Jonathan Fagan, MD Jonathan Fagan Business Brokers Limited

Buying and selling firms is what we do all the time, and about 25% of potential buyers approach us and give us a reason as to why they are looking to purchase a firm which is invariably made up. Or they try to buy the firm without us noticing.

Keeping your powder dry

Sometimes I guess it is perfectly acceptable not to reveal your private financial circumstances and the reasons that you need to purchase a firm at a particular point in your career, but we get so many of these I thought it might be worth just dropping a quick article onto the site to say that if you are looking to purchase a firm, please whenever possible try to be honest with the business broker (i.e. us).

For example, if you are a firm looking to purchase another firm because your professional indemnity insurance has just rocketed and you are in dire need of a new business to invest in and carry on with, it is probably not a good idea to tell us that you are looking to expand your business by acquiring a new firm.

It would be much better to tell us that you are looking to take over another practice and you need to do this within the next 90 days because your business is about to go belly-up. You can ask your broker to keep this information in strict confidence, because of course it may or may not be an issue to the seller, who may similarly want a quick disposal of the practice, but it certainly helps give us an idea as to what it is you are looking for exactly, and we can make the right connections. There is a world of difference between firms simply looking around to see what else is up for sale and firms who are in urgent need of a purchase because of specific circumstances relating to them.

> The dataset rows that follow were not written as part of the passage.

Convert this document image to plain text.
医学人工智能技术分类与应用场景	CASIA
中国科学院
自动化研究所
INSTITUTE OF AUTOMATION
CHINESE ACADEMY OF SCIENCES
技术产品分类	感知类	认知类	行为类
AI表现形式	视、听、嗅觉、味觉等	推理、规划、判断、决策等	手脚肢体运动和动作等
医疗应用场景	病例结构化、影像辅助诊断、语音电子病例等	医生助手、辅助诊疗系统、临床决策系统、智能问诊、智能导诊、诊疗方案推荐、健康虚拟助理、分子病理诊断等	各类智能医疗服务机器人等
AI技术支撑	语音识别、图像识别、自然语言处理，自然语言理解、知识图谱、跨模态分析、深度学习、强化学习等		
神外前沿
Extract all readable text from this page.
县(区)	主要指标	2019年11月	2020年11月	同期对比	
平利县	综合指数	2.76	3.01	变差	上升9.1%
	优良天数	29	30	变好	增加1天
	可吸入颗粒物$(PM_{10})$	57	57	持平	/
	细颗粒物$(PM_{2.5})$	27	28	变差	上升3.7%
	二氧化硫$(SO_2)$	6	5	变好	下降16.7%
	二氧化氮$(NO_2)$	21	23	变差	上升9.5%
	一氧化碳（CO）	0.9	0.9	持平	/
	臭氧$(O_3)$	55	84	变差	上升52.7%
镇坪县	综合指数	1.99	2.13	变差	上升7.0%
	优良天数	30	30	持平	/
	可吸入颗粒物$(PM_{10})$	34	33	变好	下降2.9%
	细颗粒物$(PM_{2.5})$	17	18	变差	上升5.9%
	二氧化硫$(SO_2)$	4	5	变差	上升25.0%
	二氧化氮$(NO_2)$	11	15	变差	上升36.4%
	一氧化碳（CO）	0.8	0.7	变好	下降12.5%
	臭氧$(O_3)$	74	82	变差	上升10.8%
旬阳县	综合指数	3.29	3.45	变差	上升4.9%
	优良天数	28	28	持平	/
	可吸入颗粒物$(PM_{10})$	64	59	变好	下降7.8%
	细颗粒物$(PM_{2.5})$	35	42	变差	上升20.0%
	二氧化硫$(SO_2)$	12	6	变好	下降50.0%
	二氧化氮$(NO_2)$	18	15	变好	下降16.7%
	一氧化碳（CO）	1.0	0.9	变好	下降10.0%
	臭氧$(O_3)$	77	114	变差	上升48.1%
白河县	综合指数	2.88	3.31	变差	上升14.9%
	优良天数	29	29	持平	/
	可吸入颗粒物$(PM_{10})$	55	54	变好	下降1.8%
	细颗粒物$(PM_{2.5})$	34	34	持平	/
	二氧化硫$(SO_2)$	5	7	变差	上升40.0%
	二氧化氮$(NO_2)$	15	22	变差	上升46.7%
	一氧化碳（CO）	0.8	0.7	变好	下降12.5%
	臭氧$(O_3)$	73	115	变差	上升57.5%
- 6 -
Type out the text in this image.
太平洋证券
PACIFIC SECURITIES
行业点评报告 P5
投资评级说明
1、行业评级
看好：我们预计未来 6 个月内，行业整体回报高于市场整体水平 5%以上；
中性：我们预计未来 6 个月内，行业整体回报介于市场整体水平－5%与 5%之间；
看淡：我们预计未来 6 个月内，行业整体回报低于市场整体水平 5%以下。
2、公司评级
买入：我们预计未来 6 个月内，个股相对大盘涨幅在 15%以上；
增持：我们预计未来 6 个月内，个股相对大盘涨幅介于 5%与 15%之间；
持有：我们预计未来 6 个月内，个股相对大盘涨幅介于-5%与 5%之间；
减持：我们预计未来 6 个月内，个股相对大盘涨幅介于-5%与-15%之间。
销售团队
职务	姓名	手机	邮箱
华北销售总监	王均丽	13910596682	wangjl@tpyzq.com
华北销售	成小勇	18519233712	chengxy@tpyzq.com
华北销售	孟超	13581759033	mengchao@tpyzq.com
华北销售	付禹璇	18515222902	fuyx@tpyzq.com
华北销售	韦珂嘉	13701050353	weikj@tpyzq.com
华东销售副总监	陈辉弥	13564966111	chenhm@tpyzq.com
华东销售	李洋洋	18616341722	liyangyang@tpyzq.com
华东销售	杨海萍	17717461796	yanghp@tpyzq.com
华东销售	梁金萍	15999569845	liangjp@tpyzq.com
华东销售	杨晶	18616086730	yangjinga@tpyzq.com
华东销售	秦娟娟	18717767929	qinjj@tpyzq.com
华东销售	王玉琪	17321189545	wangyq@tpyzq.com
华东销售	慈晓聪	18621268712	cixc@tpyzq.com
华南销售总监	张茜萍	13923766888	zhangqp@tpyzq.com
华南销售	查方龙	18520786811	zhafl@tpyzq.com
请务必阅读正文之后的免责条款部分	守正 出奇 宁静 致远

You cannot go into buying a business without getting into specifics, and it will come out sooner or later as to what’s going on. The danger of not telling everybody from the outset as to why you need to purchase a firm is that at some point it’s almost always going to come out in the wash, and sellers get very, very nervous if there’s anything untoward about a buyer coming through that makes them concerned that they are getting caught up in something that isn’t going to be above board. If you explain from the outset exactly what it is you are looking for and how you intend to do things, then it helps move the whole deal forward quickly and creates trust between you and the seller and us, the broker.

Registering as a buyer but not revealing reasons

A quick example of why we need to know these things came up yesterday. A partner of a firm got in touch to say he was interested in purchasing a practice, went through the motions of explaining that it was due to expansion, looking to acquire other firms, and made a specific enquiry about one of the firms that was on our list.

We went through the process of registering him as a buyer, completing an NDA, getting terms agreed and finding out a bit more about him, and got consent from the seller of the firm in question to release details to this buyer so that he could have a look at them. At this point the potential buyer started making very specific enquiries that set an alarm bell off in I think the seller’s mind and my mind, as he started to ask about membership of specific lenders panels (for conveyancing) – this was a legal practice. The alarm bell was that of course the reason this buyer was looking to purchase a practice, and this specific practice was probably almost certainly because of the need to be able to work with that particular lenders panel, and quite possibly because they’d got issues with their current professional indemnity insurance, and if not that then they were in need to getting on to the specific lenders panel, hence the purchase of the practice.

The buyer had not told me this at the outset, and if they had it would have made life a heck of a lot easier, as we could have simply provided him with the identity of any firms we had on our lists who were actually on that panel. Furthermore we suspect that particular buyer will have a very strict deadline for purchasing a practice, hence his somewhat pushy approach to getting details of this specific firm. If he had told us this at the outset then we would have moved things along for him, and also again pointed him in the right direction for the firms that he needed to be considering.

Summary

So in summary to the title of this article, yes of course you can pull the wool over the broker’s eyes, but that’s not really going to help you in most circumstances, and particularly not with our company. We don’t charge anybody fees unless a deal occurs, so we get nothing out of any deals unless they go ahead, and then it is the buyer who pays us. So essentially we act for the buyers by working as their representatives effectively. Failure to tell us everything doesn’t really help us serve them when it comes to acquiring practices. And trying to buy a business without telling us? Oh please, we do this for a living and we will find out.. Don’t waste your time! Jonathan Fagan Business Brokers Limited.